A user agent that implements fallback behaviour must inform the user of
the rendering implications.
Rule Sets
The rule sets mentioned below are included in the zip file for this specification. Users looking for
local copies of the rule sets to work with should download and use this
archive rather than using the specific references below.
This section is normative.
The Relax NG rule set "validation/pef-2008-1.rng" forms a
normative part of this specification. It defines the data model for the PEF
and Dublin Core namespace. Other namespaces must be filtered out before
evaluating against this rule set.
XML Schemas and DTD Rule Sets
This section is informative.
The Dublin Core XML Schema "validation/dc.xsd", the PEF XML Schema "validation/pef-2008-1.xsd" and the PEF
DTD "validation/pef-2008-1.dtd" rule
sets form an informative part of this specification. They are provided for
compatibility reasons but they do not include all the normative restrictions
and features enforced by the Relax NG rule set.

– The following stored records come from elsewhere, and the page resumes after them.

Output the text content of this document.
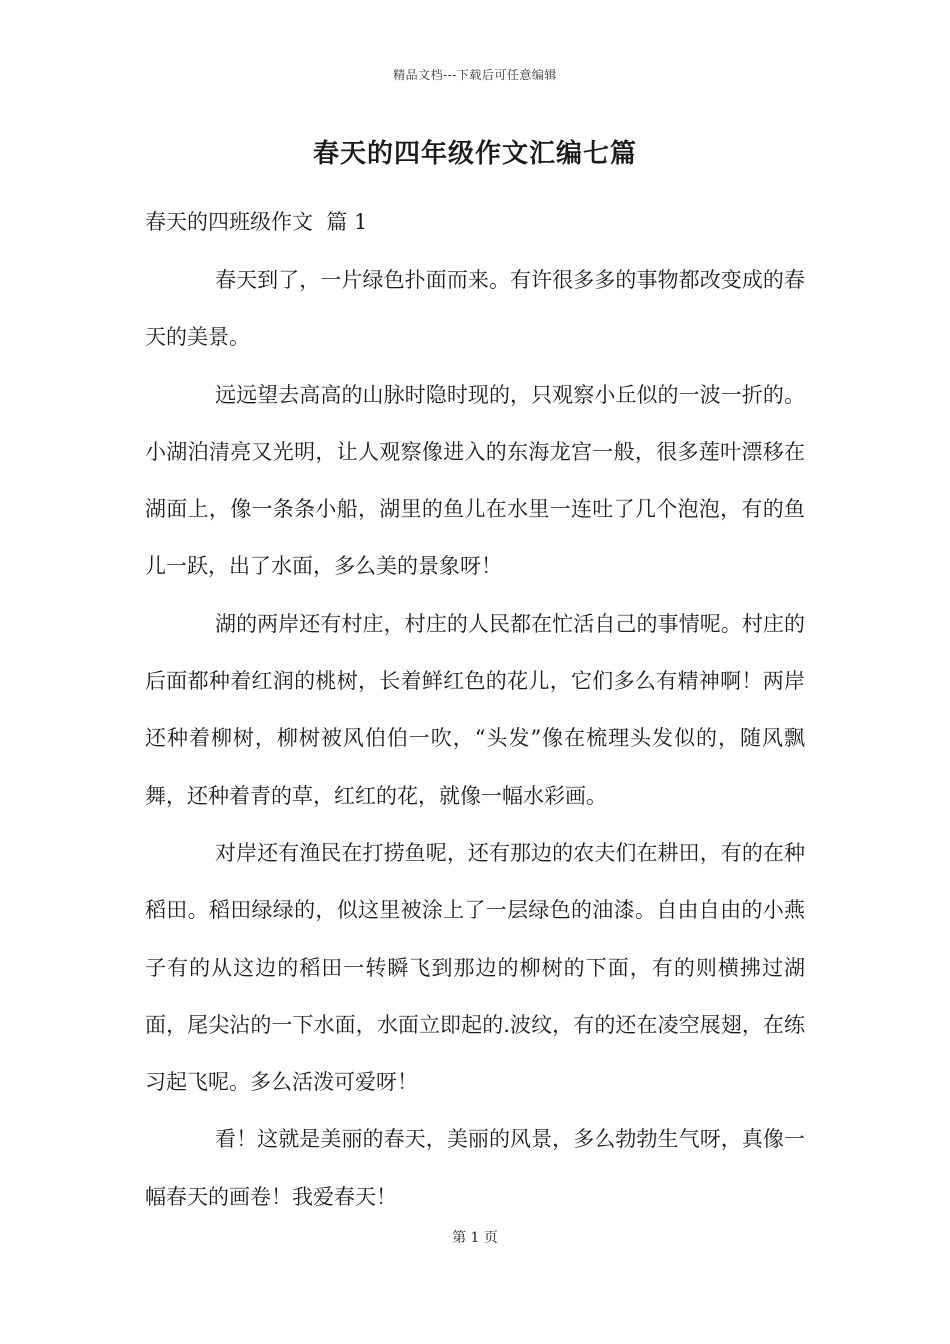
精品文档---下载后可任意编辑
春天的四年级作文汇编七篇
春天的四班级作文  篇 1

春天到了，一片绿色扑面而来。有许很多多的事物都改变成的春天的美景。

远远望去高高的山脉时隐时现的，只观察小丘似的一波一折的。小湖泊清亮又光明，让人观察像进入的东海龙宫一般，很多莲叶漂移在湖面上，像一条条小船，湖里的鱼儿在水里一连吐了几个泡泡，有的鱼儿一跃，出了水面，多么美的景象呀！

湖的两岸还有村庄，村庄的人民都在忙活自己的事情呢。村庄的后面都种着红润的桃树，长着鲜红色的花儿，它们多么有精神啊！两岸还种着柳树，柳树被风伯伯一吹，“头发”像在梳理头发似的，随风飘舞，还种着青的草，红红的花，就像一幅水彩画。

对岸还有渔民在打捞鱼呢，还有那边的农夫们在耕田，有的在种稻田。稻田绿绿的，似这里被涂上了一层绿色的油漆。自由自由的小燕子有的从这边的稻田一转瞬飞到那边的柳树的下面，有的则横拂过湖面，尾尖沾的一下水面，水面立即起的.波纹，有的还在凌空展翅，在练习起飞呢。多么活泼可爱呀！

看！这就是美丽的春天，美丽的风景，多么勃勃生气呀，真像一幅春天的画卷！我爱春天！

第 1 页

The Dublin Core specification is maintained by [Dublin Core].
References
Normative References
This section is normative.
- [DI
Glossary]
- "Glossary
of Terms for Device Independence", Rhys Lewis, 18 January 2005.
Latest version available
at: http://www.w3.org/TR/di-gloss/
- [Dublin
Core]
- "Dublin
Core Metadata Element Set, Version 1.1"
Latest version
available at: http://dublincore.org/documents/dces/
- [RFC2119]
- "RFC2119: Key words for
use in RFCs to Indicate Requirement Levels", S. Bradner, March
1997.
Available at: http://www.ietf.org/rfc/rfc2119.txt
- [Unicode]
- "Unicode
Standard, Version 5.1.0", The Unicode Consortium. The Unicode
Standard, Version 5.1.0, defined by: The Unicode Standard, Version 5.0
(Boston, MA, Addison-Wesley, 2007. ISBN 0-321-48091-0), as amended by
Unicode 5.1.0.
Latest version
available at: http://www.unicode.org/versions/latest/
- [XML]
- "Extensible
Markup Language (XML) 1.0 (Fourth Edition)", T. Bray, J. Paoli, C.
M. Sperberg-McQueen, E. Maler, F. Yergeau, 29 September 2006.

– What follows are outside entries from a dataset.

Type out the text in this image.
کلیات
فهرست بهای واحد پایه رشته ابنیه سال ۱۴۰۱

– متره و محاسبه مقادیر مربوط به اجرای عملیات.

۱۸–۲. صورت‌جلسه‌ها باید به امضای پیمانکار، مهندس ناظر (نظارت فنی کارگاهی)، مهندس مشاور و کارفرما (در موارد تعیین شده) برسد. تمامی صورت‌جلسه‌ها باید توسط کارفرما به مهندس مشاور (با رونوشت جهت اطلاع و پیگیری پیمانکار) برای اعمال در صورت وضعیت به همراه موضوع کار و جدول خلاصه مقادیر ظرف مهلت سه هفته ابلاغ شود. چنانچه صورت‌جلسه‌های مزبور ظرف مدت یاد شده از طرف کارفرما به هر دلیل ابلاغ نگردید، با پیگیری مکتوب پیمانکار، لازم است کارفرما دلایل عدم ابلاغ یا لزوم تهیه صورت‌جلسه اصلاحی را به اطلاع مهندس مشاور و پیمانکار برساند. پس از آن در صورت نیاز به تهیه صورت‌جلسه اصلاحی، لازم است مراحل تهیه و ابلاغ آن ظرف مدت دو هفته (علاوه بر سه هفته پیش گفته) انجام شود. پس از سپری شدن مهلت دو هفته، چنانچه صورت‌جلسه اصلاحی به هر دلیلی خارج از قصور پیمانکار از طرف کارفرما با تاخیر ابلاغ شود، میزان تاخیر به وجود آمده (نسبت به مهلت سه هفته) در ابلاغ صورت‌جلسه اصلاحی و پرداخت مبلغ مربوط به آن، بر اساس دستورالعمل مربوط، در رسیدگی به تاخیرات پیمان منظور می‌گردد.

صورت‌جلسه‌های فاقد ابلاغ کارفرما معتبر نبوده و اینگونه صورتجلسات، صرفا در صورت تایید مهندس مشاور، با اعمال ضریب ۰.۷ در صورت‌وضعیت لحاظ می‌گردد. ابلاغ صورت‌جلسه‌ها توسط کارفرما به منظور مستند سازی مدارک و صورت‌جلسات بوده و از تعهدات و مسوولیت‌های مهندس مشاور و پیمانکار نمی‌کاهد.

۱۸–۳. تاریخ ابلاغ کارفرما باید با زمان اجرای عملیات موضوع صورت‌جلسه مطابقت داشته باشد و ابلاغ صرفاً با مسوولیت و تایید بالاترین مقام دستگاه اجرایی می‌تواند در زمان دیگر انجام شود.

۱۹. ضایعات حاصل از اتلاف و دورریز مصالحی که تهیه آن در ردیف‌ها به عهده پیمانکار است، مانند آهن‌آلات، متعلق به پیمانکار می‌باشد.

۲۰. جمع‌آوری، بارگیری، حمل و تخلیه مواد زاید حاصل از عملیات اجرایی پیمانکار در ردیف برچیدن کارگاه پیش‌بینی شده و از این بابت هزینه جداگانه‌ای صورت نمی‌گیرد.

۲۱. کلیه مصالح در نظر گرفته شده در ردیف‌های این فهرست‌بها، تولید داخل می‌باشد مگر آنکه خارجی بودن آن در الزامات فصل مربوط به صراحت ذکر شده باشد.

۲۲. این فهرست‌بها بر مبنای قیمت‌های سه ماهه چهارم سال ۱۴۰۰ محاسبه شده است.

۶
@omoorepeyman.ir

Latest version available at:
http://www.w3.org/TR/xml
- [XMLNS]
- "Namespaces in
XML 1.0 (Second Edition)", T. Bray, D. Hollander, A. Layman, R.
Tobin, 16 August 2006.
Latest version available
at: http://www.w3.org/TR/xml-names
- [XPath]
- "XML Path
Language (XPath) Version (1.0)", J. Clark, S. DeRose, 16 November
1999.
Latest version available at:
http://www.w3.org/TR/xpath
This section is informative.
- [Example PEF document: Om våren]
- "examples/poem.pef". A poem by the
Swedish poet Nils Ferlin called "Om våren" (the text is in Swedish).

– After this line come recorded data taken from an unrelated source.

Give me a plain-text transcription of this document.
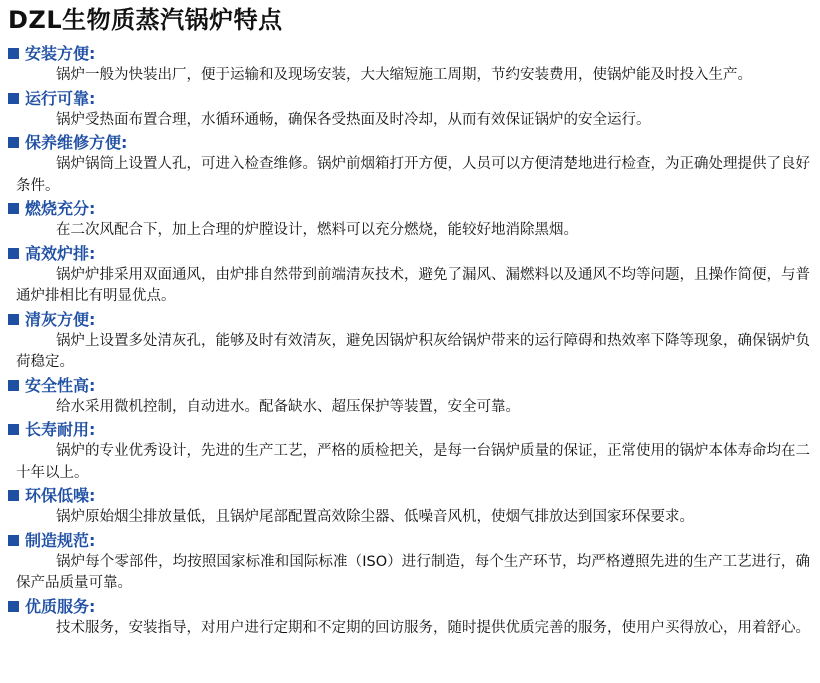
DZL生物质蒸汽锅炉特点
安装方便:

锅炉一般为快装出厂，便于运输和及现场安装，大大缩短施工周期，节约安装费用，使锅炉能及时投入生产。

运行可靠:

锅炉受热面布置合理，水循环通畅，确保各受热面及时冷却，从而有效保证锅炉的安全运行。

保养维修方便:

锅炉锅筒上设置人孔，可进入检查维修。锅炉前烟箱打开方便，人员可以方便清楚地进行检查，为正确处理提供了良好条件。

燃烧充分:

在二次风配合下，加上合理的炉膛设计，燃料可以充分燃烧，能较好地消除黑烟。

高效炉排:

锅炉炉排采用双面通风，由炉排自然带到前端清灰技术，避免了漏风、漏燃料以及通风不均等问题，且操作简便，与普通炉排相比有明显优点。

清灰方便:

锅炉上设置多处清灰孔，能够及时有效清灰，避免因锅炉积灰给锅炉带来的运行障碍和热效率下降等现象，确保锅炉负荷稳定。

安全性高:

给水采用微机控制，自动进水。配备缺水、超压保护等装置，安全可靠。

长寿耐用:

锅炉的专业优秀设计，先进的生产工艺，严格的质检把关，是每一台锅炉质量的保证，正常使用的锅炉本体寿命均在二十年以上。

环保低噪:

锅炉原始烟尘排放量低，且锅炉尾部配置高效除尘器、低噪音风机，使烟气排放达到国家环保要求。

制造规范:

锅炉每个零部件，均按照国家标准和国际标准（ISO）进行制造，每个生产环节，均严格遵照先进的生产工艺进行，确保产品质量可靠。

优质服务:

技术服务，安装指导，对用户进行定期和不定期的回访服务，随时提供优质完善的服务，使用户买得放心，用着舒心。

Accessibility note: The Unicode braille patterns in this file may not
display with JAWS or braille display.
- [Example PEF document: Butterfly Test Pattern]
- "examples/butterfly.pef". A test
pattern that uses all 6-dot braille patterns, rendering a butterfly
shape.
Accessibility note: The Unicode braille patterns in this file may not
display with JAWS or braille display.